On the opening track 'Bad Guy', Marshall Mathers and Slim Shady face off against one another, and Slim gets the short end of the stick, winding up in Marshall’s trunk. It’s a metaphorical death and rebirth, an end to the Slim Shady era and a return of the character from the original 'The Marshall Mathers LP.' But this guy doesn’t sound familiar either. 'Eminem Show' was his most personal record, 'Recovery' was his poppiest record, and 'Relapse' was the technically flawless album, sacrificing songwriting for lyrical trapeze tricks. Every iteration of his persona has always sounded genuine on wax, but on 'TMMLP 2' it all sounds staged.

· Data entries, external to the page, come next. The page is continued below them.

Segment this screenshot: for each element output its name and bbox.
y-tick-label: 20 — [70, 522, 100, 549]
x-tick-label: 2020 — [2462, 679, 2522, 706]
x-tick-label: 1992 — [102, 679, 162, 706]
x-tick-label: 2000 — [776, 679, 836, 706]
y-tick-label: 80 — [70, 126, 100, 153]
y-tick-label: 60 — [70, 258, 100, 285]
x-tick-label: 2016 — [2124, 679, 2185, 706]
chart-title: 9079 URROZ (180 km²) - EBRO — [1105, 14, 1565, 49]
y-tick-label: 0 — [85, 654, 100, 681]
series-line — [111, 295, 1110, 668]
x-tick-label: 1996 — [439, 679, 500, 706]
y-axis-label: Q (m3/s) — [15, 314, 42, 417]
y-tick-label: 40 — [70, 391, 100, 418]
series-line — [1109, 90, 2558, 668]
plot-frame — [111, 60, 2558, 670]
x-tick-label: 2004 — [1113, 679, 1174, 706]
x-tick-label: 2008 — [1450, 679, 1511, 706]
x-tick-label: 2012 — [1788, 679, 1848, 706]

On 'Bad Twin', he dives into the differences between his own characters, only to equate them all ("they're all the same, bitch") and summarize his own current feelings: "I'm so sick of being the truth." The obvious highlight of the album is 'Headlights', which echoes previous tracks like 'Déjà Vu' and “Beautiful” in it’s unflinching sobriety and clear-headed realization. It finds Eminem actually forgiving the mother that he’s so publicly used as a scapegoat for his now-manifest problems. He does the unthinkable: he exposes his true nature. He peels away the tough guy exterior to reveal the sensitive, self-conscious son that's underneath all the burdensome performative aspects of being hip-hop's biggest star. It's the kind of song that one might want to end a career with.

'TMMLP 2' leaves a couple strange tastes in your mouth: Where’s the good Doc? The world’s first introduction to this album was a commercial slapped with “Executive Producers: Dr. Dre & Rick Rubin”, but just like the trick that Jay pulled with Rubin appearing in promo videos for 'Magna Carta', Dre must have been outside of this album’s marketing budget, because there isn’t a single beat done by him. Speaking of missing producers, how come Alchemist and Eminem have only linked for one officially released song? They have the same managers [Paul Rosenberg/Goliath Management], for Christ’s sake. Hasn’t Paul seen his artist destroy an ALC beat before? It seems that for Em pop singles are just too hard to do without. Even the 6-minute spitting extravaganza 'Rap God' needed a pseudo-EDM beat, but all’s well that ends well – as of today, Em has four of the ten top singles in iTunes. Hooray for chart success.

We all know that Eminem would do numbers if he rapped “gaga googoo” for 60 minutes. The truth is that the album would be a lot more acceptable as is if it sounded like music that Marshall genuinely wanted to make. Instead, his Rolling Stone interview offers some insight into how the giant machine behind him has started making chess moves for him. That confusing appearance on ESPN? The unfortunate pairing with Call of Duty? That ridiculous online game with missions that consist of sharing links to Eminem’s music on social media? No, not forced at all.

It used to be that Eminem’s music generated it’s own marketing – marital issues, gun problems, court dates, constant disses - that stemmed from the genre-shifting music itself. Now the buzz has nothing to do with the music, and that’s part of the problem. Em is at the point in his career where too many people count on him to deliver. He needs his 'Monster,' he must have his grating Skylar Grey, and as different as 'TMMLP 2' is from his last album, it's still shooting for that gigantic success rate, sales wise.

Mathers has said that he will no longer answer questions about his daughter and mother in interviews because everything that needs to be known was said in 'Headlights.' It’s shockingly refreshing to hear an artist tell the media – who often exploit his – that all they need to know is in the music, not the marketing. Remember that when you listen to the album. Close your eyes, go for a walk, feel the harsh frigid air slipping into any allowance that your winter clothes permit. Remember that the frosty Marshall is still here to soundtrack your evil deeds. He's retained his ability to pen great choruses and bridges, and his writing is sharp as a tack, but where does the music begin to suffer from the crippling technicality? Will we ever get more in-depth, personal tales like 'Headlights,' or will Eminem's imagination continue to present multiple personalities to the audience? It feels like the real Marshall Mathers doesn't have much left to say.